I'm not sure what that'd look like in this domain though; finding a big pile of VHDL and running it through a simulator a whole bunch? Reaching out to the espressif technical support folks? I suppose I'm looking for a way to bound that uncertainty around "what chips will this affect?"

I do want to say: I think this is actually a great problem to have. It really validates y'all's approach and speaks to the excellence of the tools you've built that I'm able to push up against the limits of the hardware like this, and to have done so relatively easily! I mean, I added a handful of linker directives, and now we're talking about introducing targeted de-optimizations because the esp-rs HAL is too good!

MabezDev commented 1 month ago

I believe this is now resolved via #1856, thanks for your investigation @sethp. In the end we just added a micro-second delay before starting the DMA to allow the FIFO to contain at least one item.

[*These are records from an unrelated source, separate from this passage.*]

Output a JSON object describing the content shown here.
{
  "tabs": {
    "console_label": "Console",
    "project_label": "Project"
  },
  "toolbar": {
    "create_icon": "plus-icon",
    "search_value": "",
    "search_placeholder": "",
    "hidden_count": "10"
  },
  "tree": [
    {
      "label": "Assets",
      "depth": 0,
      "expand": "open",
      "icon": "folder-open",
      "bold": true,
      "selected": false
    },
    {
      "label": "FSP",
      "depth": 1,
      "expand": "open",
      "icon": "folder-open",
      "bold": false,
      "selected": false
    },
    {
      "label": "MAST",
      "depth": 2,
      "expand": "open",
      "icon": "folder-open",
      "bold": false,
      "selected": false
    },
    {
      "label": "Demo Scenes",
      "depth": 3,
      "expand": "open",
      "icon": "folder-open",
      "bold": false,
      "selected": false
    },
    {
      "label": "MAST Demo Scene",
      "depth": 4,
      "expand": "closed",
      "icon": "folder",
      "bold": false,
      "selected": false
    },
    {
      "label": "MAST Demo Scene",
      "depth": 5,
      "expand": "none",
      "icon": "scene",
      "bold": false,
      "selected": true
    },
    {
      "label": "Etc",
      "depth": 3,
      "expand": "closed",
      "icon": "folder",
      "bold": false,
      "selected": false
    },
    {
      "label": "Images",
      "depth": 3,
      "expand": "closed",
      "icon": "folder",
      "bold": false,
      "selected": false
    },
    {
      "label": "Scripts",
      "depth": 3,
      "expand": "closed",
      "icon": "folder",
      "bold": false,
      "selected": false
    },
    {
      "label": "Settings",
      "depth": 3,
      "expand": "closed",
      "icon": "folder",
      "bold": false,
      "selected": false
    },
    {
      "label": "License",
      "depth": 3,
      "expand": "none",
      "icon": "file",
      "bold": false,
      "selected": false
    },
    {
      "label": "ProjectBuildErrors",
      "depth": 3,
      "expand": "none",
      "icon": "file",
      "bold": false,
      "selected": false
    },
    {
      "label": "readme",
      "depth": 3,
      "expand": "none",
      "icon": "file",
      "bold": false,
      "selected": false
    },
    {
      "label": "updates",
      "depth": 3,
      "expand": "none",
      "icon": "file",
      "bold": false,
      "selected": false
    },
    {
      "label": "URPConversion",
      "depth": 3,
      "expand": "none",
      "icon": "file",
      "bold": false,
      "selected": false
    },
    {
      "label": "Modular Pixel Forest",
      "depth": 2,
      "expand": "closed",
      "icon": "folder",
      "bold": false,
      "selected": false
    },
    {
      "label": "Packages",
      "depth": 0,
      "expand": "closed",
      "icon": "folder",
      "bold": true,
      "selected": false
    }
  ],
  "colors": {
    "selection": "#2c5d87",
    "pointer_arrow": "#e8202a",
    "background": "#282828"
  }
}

It's not perfect, but I believe this a limitation of the hw and something we need to work around. I hope this solution ends up being viable for your use-case.

sethp commented 1 month ago

Ah the classic "fixing a timing issue with a sleep call."

I'm not really set up to look at this too closely, but IIRC a microsecond delay is probably a bit more than necessary but should still work fine. Thanks for the follow up!